第69話 二人で盆踊りを楽しむのですが?

 白崎さんといろんな屋台を巡った。食べ物や遊びなど本当に多くの出店があって全然飽きない。去年までと大して変わりのないはずなのに、ここまで楽しいのは白崎さんと一緒だからだろうか?

 空が暗くなってくる。そこら辺で橙色の灯りが点き始め、光を背景にヒラリと回る白崎さんはとても綺麗だった。


「可愛い……」

「えっ!? あ、ありがとう……」

「あ、声、出てた!?」


 恥ずかしい! つい心の声が漏れ出てしまった! 変人に思われたらどうしようか。

 やばい、と思っていると白崎さんがそっと手を重ねてくれた。

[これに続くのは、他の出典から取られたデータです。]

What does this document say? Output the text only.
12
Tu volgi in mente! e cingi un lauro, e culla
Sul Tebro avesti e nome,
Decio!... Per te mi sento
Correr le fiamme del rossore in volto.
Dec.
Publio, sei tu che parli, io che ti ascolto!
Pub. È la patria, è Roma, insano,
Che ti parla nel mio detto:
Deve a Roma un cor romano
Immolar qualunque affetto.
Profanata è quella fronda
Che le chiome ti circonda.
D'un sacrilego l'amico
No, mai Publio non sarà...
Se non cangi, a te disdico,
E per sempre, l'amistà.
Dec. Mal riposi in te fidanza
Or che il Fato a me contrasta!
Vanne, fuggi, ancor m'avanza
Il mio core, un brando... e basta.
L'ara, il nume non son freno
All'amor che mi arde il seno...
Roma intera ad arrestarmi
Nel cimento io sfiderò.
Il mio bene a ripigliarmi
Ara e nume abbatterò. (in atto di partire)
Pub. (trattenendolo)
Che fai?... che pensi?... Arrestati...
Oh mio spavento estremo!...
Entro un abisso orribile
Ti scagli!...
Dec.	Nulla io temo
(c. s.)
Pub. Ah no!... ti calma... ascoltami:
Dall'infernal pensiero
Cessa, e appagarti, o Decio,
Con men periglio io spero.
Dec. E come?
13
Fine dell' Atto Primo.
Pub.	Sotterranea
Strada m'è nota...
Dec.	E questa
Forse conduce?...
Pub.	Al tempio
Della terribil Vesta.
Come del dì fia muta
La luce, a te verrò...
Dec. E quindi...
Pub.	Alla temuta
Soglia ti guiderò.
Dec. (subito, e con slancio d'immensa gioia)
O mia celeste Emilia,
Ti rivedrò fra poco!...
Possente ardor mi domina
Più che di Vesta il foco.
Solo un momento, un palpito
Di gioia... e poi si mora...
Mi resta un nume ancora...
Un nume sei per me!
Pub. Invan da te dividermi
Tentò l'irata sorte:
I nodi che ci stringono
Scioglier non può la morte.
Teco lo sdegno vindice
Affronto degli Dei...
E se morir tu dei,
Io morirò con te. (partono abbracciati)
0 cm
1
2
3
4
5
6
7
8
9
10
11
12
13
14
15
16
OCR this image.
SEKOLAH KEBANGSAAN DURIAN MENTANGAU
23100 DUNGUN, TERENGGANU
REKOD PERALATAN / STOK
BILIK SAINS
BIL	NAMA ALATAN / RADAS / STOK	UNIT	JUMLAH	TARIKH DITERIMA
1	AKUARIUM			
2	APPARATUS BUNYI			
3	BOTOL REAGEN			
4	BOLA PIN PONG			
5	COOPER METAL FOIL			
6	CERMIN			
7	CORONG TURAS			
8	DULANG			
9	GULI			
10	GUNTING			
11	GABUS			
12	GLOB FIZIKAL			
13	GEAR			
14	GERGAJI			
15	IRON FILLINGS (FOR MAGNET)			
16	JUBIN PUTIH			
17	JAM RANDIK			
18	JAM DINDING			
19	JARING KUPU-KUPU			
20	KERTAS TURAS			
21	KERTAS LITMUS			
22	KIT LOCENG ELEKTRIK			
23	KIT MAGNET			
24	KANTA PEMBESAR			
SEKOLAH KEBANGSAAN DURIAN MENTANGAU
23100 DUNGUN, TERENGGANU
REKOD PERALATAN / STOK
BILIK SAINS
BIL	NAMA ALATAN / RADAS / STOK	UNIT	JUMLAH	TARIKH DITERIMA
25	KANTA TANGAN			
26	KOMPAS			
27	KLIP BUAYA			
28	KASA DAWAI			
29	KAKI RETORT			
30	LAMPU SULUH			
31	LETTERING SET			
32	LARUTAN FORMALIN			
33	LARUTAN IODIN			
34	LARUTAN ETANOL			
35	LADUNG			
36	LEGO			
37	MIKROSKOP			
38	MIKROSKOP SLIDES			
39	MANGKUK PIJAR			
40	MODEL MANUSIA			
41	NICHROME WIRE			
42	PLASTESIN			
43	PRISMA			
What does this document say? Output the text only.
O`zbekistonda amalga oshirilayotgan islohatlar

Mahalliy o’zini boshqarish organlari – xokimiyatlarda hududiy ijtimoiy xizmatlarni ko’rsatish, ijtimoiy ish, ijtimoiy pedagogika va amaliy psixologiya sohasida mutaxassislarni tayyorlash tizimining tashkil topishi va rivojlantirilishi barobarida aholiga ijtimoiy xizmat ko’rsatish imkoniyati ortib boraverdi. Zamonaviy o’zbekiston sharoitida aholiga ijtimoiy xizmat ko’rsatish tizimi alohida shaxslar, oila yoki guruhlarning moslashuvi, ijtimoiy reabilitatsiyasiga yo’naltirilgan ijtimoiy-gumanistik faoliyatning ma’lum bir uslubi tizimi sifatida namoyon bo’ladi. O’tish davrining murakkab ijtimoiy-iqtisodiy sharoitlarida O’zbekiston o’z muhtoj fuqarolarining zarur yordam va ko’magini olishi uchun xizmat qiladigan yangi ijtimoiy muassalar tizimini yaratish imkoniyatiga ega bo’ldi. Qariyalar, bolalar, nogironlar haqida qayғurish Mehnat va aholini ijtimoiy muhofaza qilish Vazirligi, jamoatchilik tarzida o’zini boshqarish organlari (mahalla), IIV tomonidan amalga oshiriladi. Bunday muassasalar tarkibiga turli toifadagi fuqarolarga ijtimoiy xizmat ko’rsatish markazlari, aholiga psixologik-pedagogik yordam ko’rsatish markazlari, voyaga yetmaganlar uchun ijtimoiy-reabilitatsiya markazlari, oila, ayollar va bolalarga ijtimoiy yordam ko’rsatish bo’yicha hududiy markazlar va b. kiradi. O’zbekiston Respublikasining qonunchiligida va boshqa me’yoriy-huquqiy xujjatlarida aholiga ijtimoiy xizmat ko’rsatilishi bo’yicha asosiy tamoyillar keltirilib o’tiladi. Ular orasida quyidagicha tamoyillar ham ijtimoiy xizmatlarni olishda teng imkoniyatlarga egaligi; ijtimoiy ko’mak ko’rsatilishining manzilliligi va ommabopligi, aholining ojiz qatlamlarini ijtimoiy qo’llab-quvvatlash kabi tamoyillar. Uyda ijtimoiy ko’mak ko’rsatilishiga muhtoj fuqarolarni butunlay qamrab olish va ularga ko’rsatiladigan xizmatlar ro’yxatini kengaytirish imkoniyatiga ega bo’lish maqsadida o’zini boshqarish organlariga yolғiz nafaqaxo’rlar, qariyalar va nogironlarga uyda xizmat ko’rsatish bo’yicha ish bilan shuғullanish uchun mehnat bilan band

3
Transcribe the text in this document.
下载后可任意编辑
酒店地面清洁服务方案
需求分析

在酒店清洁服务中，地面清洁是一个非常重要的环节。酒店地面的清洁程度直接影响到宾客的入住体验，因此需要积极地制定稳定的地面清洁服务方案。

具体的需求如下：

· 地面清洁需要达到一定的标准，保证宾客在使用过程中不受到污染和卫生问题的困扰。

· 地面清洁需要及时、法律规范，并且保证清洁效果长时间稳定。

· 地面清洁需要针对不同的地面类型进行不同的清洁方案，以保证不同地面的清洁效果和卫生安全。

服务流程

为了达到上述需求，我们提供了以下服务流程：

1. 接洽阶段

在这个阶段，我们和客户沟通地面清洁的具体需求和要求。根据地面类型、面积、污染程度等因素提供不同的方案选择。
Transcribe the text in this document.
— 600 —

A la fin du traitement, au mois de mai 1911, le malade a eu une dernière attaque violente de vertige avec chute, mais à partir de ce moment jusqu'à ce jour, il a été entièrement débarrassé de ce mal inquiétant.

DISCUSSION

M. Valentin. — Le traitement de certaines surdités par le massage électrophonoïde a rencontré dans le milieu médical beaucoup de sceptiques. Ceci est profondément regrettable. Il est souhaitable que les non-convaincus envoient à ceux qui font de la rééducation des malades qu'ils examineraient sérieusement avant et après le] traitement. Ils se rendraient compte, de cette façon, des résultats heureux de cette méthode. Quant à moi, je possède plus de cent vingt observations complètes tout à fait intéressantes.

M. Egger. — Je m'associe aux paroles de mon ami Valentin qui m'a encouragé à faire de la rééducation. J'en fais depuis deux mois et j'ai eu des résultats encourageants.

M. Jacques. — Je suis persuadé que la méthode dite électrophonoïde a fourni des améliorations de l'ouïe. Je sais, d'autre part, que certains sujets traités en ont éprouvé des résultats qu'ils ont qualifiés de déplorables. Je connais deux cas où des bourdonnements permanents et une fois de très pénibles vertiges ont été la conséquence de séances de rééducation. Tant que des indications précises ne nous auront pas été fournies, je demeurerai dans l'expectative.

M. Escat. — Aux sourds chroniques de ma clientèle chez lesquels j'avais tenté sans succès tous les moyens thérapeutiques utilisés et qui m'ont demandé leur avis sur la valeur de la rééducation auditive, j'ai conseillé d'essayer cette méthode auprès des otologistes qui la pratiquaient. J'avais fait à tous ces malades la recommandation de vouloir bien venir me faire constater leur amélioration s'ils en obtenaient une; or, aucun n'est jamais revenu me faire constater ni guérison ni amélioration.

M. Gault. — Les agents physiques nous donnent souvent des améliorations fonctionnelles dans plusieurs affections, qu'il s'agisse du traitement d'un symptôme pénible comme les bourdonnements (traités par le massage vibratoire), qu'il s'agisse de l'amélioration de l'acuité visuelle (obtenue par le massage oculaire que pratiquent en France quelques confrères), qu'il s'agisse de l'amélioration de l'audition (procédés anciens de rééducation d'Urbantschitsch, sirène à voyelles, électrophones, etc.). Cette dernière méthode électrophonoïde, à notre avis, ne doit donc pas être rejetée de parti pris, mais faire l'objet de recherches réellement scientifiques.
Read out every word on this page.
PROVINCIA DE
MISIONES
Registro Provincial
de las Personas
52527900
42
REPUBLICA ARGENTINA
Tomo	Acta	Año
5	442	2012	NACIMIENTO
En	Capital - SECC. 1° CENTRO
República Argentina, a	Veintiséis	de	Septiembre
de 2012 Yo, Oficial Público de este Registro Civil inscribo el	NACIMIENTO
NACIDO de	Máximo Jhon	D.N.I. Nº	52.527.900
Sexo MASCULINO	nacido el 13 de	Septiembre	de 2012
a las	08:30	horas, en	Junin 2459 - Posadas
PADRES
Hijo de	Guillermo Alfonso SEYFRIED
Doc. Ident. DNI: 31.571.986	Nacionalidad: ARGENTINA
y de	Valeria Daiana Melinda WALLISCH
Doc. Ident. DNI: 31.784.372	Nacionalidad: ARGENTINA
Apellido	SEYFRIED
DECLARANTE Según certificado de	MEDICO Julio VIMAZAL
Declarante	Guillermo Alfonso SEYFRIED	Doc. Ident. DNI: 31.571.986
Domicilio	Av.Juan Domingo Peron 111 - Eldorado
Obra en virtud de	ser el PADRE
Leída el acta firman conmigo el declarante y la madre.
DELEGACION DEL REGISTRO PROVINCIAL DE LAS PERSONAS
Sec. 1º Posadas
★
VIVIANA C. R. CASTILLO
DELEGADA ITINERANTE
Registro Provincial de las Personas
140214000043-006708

優しい感触に心臓がドキドキする。めっちゃ緊張して手汗を気にしてしまうよこれ!


「翔馬くん。一緒に踊らない? ほら、広場空いてるよ」


 確かに、櫓を組んだ広場付近は大勢の人が盆踊りを踊っていたが、まだいくらかスペースは空いている。二人くらいなら余裕だ。

 せっかくのチャンスだし、楽しむか。間近で踊る白崎さんというのも悪くはない。

 頷いて同意を示すと、白崎さんに腕を引っ張られて連れ出された。フワリと優しい香りが漂ってくる。


「じゃあ、見せてよ。翔馬くんの踊り」

「うん。もちろんさ」


 二人で踊り始める。独特のリズムに合わせて両手を挙げ、軽快なステップで音頭を刻む。小さいときから慣れ親しんだ踊りだ。俺も白崎さんも楽しく動く。キラキラと眩しい笑顔が視界の端で弾けるから、自然とこちらも笑顔になってくる。


「わわっ!」

「へ!?」


 いきなり白崎さんがバランスを崩して前のめりに倒れてきた。こけてしまわないようにと咄嗟に受け止める。浴衣の上からでも分かる豊かな二つの実りがダイレクトに感じられ、甘い香りが直接伝わってきた。

 一言で言うと、なんというかごちそうさまです。


「ご、ごめんね!」

「いや、いいよ。それより……」


 俺は、白崎さんの背後にいたおそらくは犯人であろう人物をジト目で睨む。


「おい天音。これは何のつもりだ?」

「べーつに。文字通り沙耶香の背中を押してあげただけだけど?」

「ほんとなんでそんなことするの!? 駿太も止めろよ!」

「発案は僕だから、止めるわけには……ねぇ?」

「おーまーえーらー!」


 どうもこの二人、ことあるごとに俺と白崎さんを接触させようとしてくるんだよな。まぁ俺的にはありがたいんだけど、変な印象を持たれると告白してもまた振られるようになってしまうからやめてほしい。

 とりあえず、これ以上二人の近くにいるとまたなにかされかねない。距離を取って広場の端っこのほうに移動すると、白崎さんも付いてきてくれる。

 顔を見合わせて苦笑いしながら踊りを再開。まだまだ楽しい時間は続くのだ。

 リズムがちょうど盛り上がりパートに入る。一層激しい楽器の音色が場をさらに熱くする。


「これこれ。夏だよね~」

「うんっ。この音色だよね!」


 盆踊りのリズムを聴かないと夏は終われない。もうこれが癖になってるよね。

 踊りが一段落し、端で休憩する。近くの屋台でジュースを買ってきて白崎さんと二人で休んでいると、足音が聞こえてきた。


「へー、二人で楽しそうだね」

「おっ、彩乃か。今までどこに行ってたんだ?」

「んー、ボランティアかな? ゴミが沸いてたから掃除してきた」

「そういえば、学校でそんな案内あったな。なに? 応募してたの?」

「そんなところ」


 一汗かいた彩乃のためにジュースでも買ってやるか。屋台でもう一つジュースを買ってきて渡す。


「でも、遅かったな。もう盆踊り終わるぞ」

「そうだね。残念」

「まぁ、俺は白崎さんと踊れたから満足だけど」

「……へ~、そうなんだ」

「う、うん。楽しかったよ……」


 今年は縁がなかったと思ってもらおう。と、俺は彩乃の手を見て驚いた。


「おいそれ……」

「あー、うん。見ての通り血」

「大丈夫か!?」

「平気平気。なんかゴミに血が付いてて、うっかりそれ触っただけだから」


 それならいいんだけど……こいつ、なにか隠してるな。怪しい。

 もう少し様子を見てみるか。もしかしたら、何か俺に言えないことをやってるかもしれないしな。